J Clin Neurosci 2014 Oct 7;21(10):1790-5. Epub 2014 Jun 7.

Department of General Anesthesiology, Anesthesiology Institute, Cleveland Clinic, 9500 Euclid Avenue, E-31, Cleveland, OH 44195, USA. Electronic address:

Hypertension is common in deep brain stimulator (DBS) placement predisposing to intracranial hemorrhage. This retrospective review evaluates factors predicting incremental antihypertensive use intraoperatively. Medical records of Parkinson's disease (PD) patients undergoing DBS procedure between 2008-2011 were reviewed after Institutional Review Board approval. Anesthesia medication, preoperative levodopa dose, age, preoperative use of antihypertensive medications, diabetes mellitus, anxiety, motor part of the Unified Parkinson's Disease Rating Scale score and PD duration were collected. Univariate and multivariate analysis was done between each patient characteristic and the number of antihypertensive boluses. From the 136 patients included 60 were hypertensive, of whom 32 were on angiotensin converting enzyme inhibitors (ACEI) or angiotensin receptor blockers (ARB), told to hold on the morning of surgery.

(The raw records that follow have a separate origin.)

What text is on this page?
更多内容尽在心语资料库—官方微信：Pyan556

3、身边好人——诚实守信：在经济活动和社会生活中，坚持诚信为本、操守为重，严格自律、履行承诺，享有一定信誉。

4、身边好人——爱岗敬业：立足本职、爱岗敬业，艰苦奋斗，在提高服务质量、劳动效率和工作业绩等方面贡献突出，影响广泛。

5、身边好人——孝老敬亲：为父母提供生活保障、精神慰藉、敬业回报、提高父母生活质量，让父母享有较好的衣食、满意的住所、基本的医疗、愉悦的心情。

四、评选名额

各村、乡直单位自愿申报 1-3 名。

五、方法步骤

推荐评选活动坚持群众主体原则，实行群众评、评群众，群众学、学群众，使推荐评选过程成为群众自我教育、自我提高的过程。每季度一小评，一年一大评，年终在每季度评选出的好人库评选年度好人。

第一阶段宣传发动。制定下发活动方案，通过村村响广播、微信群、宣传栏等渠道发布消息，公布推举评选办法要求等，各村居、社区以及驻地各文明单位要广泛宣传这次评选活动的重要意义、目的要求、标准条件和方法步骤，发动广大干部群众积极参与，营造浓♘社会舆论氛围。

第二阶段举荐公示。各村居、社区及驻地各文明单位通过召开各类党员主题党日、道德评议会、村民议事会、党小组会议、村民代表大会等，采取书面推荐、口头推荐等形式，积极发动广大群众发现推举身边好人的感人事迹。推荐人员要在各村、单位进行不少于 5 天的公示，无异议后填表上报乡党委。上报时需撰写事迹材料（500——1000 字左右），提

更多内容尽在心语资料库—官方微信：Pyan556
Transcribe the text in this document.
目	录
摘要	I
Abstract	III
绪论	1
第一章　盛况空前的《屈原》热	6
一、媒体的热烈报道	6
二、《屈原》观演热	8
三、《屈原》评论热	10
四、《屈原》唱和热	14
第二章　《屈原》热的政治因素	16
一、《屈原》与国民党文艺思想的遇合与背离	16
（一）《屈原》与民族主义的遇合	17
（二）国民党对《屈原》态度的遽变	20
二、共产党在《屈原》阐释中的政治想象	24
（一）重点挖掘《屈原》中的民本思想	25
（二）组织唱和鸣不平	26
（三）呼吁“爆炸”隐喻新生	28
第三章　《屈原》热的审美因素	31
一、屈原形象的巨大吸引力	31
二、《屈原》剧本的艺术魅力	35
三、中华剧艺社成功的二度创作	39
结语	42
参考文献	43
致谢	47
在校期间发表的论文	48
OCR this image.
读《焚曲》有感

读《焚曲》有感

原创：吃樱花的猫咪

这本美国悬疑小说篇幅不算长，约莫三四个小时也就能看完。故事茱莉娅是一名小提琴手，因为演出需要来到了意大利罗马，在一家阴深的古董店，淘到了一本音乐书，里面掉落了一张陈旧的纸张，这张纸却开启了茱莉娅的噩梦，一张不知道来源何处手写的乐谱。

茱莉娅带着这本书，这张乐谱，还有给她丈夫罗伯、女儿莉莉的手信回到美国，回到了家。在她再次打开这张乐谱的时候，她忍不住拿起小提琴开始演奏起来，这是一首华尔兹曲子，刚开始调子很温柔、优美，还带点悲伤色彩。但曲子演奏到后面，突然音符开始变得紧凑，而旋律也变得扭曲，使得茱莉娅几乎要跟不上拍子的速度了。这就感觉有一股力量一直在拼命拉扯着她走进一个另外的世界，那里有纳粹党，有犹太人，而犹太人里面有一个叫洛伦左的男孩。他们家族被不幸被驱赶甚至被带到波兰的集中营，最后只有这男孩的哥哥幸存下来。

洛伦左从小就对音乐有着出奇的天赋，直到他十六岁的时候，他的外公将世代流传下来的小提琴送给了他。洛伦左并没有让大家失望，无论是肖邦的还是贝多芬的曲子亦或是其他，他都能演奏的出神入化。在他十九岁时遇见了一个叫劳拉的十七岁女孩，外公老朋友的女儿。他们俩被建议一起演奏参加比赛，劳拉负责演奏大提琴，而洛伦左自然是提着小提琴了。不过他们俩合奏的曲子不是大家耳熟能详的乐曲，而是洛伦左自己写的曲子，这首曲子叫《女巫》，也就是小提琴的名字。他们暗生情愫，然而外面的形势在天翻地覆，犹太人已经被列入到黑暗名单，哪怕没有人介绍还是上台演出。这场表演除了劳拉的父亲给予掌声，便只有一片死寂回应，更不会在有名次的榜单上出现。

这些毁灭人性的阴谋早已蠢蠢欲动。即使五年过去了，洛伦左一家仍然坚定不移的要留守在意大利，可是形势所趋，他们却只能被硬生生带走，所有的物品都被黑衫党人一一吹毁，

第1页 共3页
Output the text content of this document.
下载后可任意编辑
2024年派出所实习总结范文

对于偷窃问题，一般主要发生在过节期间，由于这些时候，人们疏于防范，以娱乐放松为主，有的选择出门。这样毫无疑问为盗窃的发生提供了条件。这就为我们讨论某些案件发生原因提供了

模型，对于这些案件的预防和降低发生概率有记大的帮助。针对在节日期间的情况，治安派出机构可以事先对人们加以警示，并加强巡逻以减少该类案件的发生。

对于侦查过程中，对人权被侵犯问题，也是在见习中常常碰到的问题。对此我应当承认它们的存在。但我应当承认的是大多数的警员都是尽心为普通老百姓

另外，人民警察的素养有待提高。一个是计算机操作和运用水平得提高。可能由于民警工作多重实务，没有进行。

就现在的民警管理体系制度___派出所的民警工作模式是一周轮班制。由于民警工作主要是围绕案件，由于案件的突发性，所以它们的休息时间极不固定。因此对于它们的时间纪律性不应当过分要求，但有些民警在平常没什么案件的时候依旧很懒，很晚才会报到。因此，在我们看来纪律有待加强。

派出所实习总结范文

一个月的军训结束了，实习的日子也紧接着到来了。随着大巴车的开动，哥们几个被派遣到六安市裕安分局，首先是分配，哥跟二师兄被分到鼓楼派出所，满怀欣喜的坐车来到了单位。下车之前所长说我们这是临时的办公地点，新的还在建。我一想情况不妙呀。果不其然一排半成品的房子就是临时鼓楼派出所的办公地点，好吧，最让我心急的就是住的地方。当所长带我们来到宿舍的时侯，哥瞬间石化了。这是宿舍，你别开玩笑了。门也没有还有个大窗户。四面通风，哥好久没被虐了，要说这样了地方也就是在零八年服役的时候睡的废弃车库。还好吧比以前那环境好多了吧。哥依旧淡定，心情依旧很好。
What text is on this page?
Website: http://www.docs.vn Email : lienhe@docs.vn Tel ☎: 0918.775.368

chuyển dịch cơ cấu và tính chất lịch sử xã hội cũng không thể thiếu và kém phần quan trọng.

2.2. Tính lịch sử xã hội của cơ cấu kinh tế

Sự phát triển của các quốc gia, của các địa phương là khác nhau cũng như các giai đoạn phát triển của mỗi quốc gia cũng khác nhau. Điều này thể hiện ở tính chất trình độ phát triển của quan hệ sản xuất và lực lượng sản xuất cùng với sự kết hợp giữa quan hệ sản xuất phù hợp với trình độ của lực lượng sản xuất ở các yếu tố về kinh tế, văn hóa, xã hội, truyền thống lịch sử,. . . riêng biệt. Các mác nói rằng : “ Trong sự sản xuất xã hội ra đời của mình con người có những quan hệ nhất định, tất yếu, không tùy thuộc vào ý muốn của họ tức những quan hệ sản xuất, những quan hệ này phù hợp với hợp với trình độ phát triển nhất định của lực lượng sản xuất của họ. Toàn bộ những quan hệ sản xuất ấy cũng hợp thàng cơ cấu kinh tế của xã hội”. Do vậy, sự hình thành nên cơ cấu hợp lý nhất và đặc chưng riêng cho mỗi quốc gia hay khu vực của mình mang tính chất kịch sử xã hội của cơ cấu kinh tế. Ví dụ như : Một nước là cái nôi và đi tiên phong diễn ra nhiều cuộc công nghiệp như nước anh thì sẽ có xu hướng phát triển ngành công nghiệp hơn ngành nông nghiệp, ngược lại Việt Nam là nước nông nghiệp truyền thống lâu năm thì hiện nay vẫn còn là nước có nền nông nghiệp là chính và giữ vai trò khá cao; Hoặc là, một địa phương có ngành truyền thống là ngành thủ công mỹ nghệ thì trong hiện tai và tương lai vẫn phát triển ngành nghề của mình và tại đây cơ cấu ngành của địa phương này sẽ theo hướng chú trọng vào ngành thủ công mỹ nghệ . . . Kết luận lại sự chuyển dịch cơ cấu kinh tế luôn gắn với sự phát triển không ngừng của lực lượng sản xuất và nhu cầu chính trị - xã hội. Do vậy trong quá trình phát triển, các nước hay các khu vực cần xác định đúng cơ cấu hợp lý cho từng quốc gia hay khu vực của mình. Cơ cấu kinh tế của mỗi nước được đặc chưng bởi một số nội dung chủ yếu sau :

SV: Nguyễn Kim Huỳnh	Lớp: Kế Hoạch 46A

Antihypertensive medications were given to 130 patients intraoperatively. Age (relative risk [RR] 1.01; 95% confidence interval [CI] 1.00-1.02; p=0.005), high Joint National Committee (JNC) class (p<0.0001), diabetes mellitus (RR 1.4; 95%CI 1.2-17; p<0.0001) and duration of PD >10 years (RR 1.2; 95%CI 1.1-1.3; p=0.001) were independent predictors for antihypertensive use. No difference was noted in the mean dose of levodopa (p=0.1) and levodopa equivalent dose (p=0.4) between the low (I/II) and high severity (III/IV) JNC groups. Addition of dexmedetomidine to propofol did not influence antihypertensive boluses required (p=0.38). Intraoperative hypertension during DBS surgery is associated with higher age group, hypertensive, diabetic patients and longer duration of PD. Withholding ACEI or ARB is an independent predictor of hypertension requiring more aggressive therapy. Levodopa withdrawal and choice of anesthetic agent is not associated with higher intraoperative antihypertensive medications.